In the following example, the set of deny, permit, and except option command statements denies everybody from connecting to external hosts except for DNS queries and Telnet connections to hosts on 10.100.0.0. The host with IP address 10.1.1.11 is permitted outbound access, and has access to everywhere except to 10.100.0.0 via Telnet and anywhere to use DNS.

outbound 1 deny 0.0.0.0 0.0.0.0 0 tcp
outbound 1 permit 10.1.1.11 255.255.255.255 0 tcp
outbound 1 except 10.100.0.0 255.255.0.0 23 tcp
outbound 1 except 0.0.0.0 0.0.0.0 53 udp
apply (inside) outgoing_src

outbound	The outbound command, in conjunction with the apply command, uses access lists to control a filtering function on outgoing packets from the firewall. The filters can be based on the source IP address, the destination IP address, and the destination port/protocol as specified by the rules. The use of an outbound command requires use of the apply command. The apply command allows you to specify whether the access control list applies to inside users' ability to start outbound connections with the apply command's outgoing_src option, or whether the access list applies to inside users' ability to access servers on the outside network with the apply command's outgoing_dest option. For more information, see "Outbound List Rules" and the access-list command. The outbound command has been superseded by the access-list command.

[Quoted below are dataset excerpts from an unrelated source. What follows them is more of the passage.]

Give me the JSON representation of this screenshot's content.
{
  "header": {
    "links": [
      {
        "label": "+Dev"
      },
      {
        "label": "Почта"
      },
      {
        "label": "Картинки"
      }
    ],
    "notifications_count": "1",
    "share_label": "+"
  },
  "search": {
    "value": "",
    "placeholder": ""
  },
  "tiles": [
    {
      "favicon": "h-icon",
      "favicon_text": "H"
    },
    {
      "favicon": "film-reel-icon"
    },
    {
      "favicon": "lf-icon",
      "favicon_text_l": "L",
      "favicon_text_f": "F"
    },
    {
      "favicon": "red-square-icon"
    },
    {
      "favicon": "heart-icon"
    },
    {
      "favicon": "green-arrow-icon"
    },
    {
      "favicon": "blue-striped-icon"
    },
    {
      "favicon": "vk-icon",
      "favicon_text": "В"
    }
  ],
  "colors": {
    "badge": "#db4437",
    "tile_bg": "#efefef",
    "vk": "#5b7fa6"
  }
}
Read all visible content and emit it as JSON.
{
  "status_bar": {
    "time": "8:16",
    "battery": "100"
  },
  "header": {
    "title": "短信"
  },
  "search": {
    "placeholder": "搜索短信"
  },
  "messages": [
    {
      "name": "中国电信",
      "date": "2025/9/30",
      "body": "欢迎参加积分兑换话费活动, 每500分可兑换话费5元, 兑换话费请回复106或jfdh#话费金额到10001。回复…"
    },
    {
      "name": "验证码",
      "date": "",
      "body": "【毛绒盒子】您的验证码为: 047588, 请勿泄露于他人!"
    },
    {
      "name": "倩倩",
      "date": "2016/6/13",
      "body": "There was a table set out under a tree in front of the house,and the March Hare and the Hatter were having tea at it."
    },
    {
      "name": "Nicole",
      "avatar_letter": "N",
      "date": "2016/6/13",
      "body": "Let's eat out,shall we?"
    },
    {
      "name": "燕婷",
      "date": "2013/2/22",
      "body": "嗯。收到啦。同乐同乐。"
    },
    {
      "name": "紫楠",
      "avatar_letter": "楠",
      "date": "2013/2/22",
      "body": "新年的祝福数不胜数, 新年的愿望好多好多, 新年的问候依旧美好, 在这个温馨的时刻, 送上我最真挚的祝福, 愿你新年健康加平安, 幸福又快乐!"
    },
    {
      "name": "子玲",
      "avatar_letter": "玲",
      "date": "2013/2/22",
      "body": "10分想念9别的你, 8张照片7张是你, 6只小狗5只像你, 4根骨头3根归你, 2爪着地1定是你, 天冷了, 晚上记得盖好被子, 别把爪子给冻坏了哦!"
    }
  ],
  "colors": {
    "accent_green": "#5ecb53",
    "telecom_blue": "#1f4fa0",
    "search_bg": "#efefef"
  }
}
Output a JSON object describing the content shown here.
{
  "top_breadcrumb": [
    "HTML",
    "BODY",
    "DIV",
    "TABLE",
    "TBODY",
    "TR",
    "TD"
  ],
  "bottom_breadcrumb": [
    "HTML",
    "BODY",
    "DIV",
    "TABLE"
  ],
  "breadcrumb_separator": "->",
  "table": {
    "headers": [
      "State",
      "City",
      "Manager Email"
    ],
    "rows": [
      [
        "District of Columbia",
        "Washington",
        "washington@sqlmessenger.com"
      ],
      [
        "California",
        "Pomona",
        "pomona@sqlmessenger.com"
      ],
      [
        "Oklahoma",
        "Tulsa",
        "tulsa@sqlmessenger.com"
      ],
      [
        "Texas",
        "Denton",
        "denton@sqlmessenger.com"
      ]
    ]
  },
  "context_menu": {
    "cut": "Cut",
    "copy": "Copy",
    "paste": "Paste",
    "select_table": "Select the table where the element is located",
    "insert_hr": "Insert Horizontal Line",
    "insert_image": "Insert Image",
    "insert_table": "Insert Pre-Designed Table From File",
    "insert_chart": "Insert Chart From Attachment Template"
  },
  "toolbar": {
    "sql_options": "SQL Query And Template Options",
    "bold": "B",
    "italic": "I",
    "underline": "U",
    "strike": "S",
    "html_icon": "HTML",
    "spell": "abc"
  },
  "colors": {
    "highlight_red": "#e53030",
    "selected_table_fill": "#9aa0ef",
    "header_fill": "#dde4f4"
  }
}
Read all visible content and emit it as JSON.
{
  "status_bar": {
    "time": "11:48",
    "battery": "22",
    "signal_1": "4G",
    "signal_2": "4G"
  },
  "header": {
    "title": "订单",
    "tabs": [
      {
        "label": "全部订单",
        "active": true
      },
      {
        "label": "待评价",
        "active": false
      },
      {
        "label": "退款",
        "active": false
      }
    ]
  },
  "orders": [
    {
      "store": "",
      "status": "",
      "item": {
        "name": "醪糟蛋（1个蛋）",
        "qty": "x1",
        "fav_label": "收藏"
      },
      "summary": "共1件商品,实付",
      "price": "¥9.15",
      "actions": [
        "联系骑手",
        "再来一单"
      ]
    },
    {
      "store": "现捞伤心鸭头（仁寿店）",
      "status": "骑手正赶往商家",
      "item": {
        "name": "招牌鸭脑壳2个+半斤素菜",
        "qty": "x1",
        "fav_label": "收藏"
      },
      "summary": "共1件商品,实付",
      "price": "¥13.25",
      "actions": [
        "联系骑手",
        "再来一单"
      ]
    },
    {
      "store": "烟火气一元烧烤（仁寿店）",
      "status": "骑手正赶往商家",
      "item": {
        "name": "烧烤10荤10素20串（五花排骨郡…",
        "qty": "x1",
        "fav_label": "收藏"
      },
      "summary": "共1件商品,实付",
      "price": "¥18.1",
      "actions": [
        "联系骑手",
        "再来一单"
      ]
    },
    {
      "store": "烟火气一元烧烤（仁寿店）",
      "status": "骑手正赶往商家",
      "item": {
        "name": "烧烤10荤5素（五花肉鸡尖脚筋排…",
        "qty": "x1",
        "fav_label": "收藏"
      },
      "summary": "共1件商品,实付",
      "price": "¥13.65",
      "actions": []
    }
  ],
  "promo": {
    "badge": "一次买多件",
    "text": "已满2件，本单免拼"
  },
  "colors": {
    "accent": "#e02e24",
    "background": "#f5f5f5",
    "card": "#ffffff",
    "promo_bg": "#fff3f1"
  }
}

list_ID	A tag number for the access list. The access list number you use must be the same for the apply and outbound commands. This value must be a positive number from 1 to 1599. This number can be the same as what you use with the nat and global commands. This number is just an arbitrary number that groups outbound command statements to an apply command statement. List_IDs are processed sequentially in descending order.
no outbound	Removes a single outbound command statement from the configuration.
clear outbound	Removes all outbound command statements from the configuration.
show outbound	Displays the outbound command statements in the configuration.
permit	Allow the access list to access the specified IP address and port.
deny	Deny the access list access to the specified IP address and port.
except	Create an exception to a previous outbound command. An except command statement applies to permit or deny command statements only with the same access list ID. When used with apply outgoing_src, the IP address of an except command statement applies to the destination address. When used with apply outgoing_dest, the IP address of an except command statement applies to the source address.
ip_address	The IP address for this access list entry. Do not specify a range of addresses. The 0.0.0.0 ip_address can be abbreviated as 0.
netmask	The network mask for comparing with the IP address; 255.255.255.0 causes the access list to apply to an entire Class C address. 0.0.0.0 indicates all access. The 0.0.0.0 netmask can be abbreviated as 0.
Port	A port or range of ports that the access list is permitted or denied access to.
protocol	Limit outbound access to udp, tcp, or icmp protocols. If a protocol is not specified, the default is tcp.
if_name	The network interface originating the connection.
outgoing_src	Deny or permit an internal IP address the ability to start outbound connections using the service(s) specified in the outbound command.
outgoing_dest	Deny or permit access to an external IP address using the service(s) specified in the outbound command.
apply	Specifies whether the access control list applies to inside users' ability to start outbound connections with apply command's outgoing_src option, or whether the access list applies to inside users' ability to access servers on the outside network with the apply command's outgoing_dest option.
noapply	Removes a single apply command statement from the configuration.
clear apply	Removes all the apply command statements from the configuration. The show apply command displays the apply command statements in the configuration.
show apply	Displays the apply command statements in the configuration.